Background: The relationship between intelligence quotient (IQ) and somatic development, especially growth, has been demonstrated in various groups of children. Down syndrome (DS) is characterized by short stature, overweight, and cognitive impairment. The objective of our work was to assess whether anthropometric measurements [weight, height, body mass index (BMI)] of children with DS correlate with their IQ. The results of the study may be valuable for this population in the light of increasing access to growth hormone therapy (GHT) in various genetic syndromes with short stature. Based on previous studies on children, we hypothesized that a link exists between IQ and somatic development, particularly growth.Methods: This cross-sectional study included 40 children with DS, who were aged 9-18 years.
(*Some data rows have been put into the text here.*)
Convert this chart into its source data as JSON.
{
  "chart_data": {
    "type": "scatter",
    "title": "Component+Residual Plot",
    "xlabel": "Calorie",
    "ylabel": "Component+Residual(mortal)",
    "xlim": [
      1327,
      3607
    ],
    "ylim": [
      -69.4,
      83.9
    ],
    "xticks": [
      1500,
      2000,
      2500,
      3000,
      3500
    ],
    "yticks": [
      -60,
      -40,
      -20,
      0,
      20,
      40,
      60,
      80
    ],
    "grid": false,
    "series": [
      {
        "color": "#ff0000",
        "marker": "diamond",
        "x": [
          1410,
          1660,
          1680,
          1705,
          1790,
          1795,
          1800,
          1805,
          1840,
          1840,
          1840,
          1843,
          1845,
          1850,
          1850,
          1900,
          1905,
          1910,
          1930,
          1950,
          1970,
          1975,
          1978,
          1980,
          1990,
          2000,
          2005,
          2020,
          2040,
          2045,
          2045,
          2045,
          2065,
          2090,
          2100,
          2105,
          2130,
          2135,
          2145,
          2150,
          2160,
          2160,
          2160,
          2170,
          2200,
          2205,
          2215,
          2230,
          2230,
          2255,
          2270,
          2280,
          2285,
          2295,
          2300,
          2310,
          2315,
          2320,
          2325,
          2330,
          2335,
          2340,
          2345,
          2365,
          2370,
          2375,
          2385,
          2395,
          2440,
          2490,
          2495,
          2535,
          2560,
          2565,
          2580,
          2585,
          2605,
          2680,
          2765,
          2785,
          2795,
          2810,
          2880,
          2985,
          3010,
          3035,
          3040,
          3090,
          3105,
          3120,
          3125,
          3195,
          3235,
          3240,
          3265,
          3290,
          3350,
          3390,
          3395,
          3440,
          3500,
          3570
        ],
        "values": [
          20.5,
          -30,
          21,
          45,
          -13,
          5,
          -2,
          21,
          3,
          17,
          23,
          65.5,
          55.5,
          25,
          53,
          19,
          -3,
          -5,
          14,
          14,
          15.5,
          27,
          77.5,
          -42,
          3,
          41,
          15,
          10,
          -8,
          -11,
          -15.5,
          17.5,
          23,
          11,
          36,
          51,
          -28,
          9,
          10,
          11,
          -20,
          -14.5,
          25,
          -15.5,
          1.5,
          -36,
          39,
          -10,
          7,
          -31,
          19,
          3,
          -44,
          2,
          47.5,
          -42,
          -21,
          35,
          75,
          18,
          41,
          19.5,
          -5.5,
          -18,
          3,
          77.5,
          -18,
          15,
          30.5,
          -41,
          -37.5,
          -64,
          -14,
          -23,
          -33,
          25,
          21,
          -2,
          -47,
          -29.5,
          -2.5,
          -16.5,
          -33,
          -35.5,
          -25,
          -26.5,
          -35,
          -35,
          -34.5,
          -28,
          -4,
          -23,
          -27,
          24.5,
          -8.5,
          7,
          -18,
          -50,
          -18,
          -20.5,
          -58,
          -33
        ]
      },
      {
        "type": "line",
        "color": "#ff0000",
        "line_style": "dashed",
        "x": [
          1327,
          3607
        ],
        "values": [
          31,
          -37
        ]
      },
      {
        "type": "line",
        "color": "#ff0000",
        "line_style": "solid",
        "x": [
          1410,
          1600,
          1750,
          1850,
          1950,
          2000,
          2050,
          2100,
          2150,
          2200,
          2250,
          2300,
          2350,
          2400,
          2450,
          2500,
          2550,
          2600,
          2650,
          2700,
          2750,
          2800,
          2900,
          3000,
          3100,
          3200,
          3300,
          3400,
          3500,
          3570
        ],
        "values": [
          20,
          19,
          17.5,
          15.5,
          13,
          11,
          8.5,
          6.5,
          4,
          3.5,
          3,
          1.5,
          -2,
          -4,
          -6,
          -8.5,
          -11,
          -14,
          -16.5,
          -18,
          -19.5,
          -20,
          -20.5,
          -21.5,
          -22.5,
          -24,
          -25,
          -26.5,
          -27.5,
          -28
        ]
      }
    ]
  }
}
The studied population was selected from the registry of the Genetic Clinic at the University Clinical Center in Gdańsk (Poland). Anthropometric measurements (weight and height) were taken for all the children, and their BMI was determined using these data. The obtained results were plotted on charts for children with DS. The IQ of the children was assessed using the Stanford Binet Intelligence Scale, Fifth Edition. The correlations between IQ and anthropometric data were analyzed using univariate correlation and multiple regression analyses. Results:The results showed that full-scale, verbal, and nonverbal IQ correlated with height percentile (P=0.03, P=0.02, and P=0.04, respectively), but not with weight (P=0. 26, P=0.19, and P=0.61, respectively) or BMI (P=0.6, P=0.5, and P=0.72, respectively). In multiple linear regression analysis, height percentile remained as an independent determinant of the IQ results after adjusting for birth weight, hypothyroidism with L-thyroxine replacement therapy, and congenital cardiac defect (β=0.48, P=0.018). Conclusions:The results of our study suggest an association between growth and IQ in children with DS. The presented findings may be valuable for improving access to GHT for populations with genetic syndromes characterized by short stature. However, these should be confirmed by further research with a longitudinal sample of children with DS.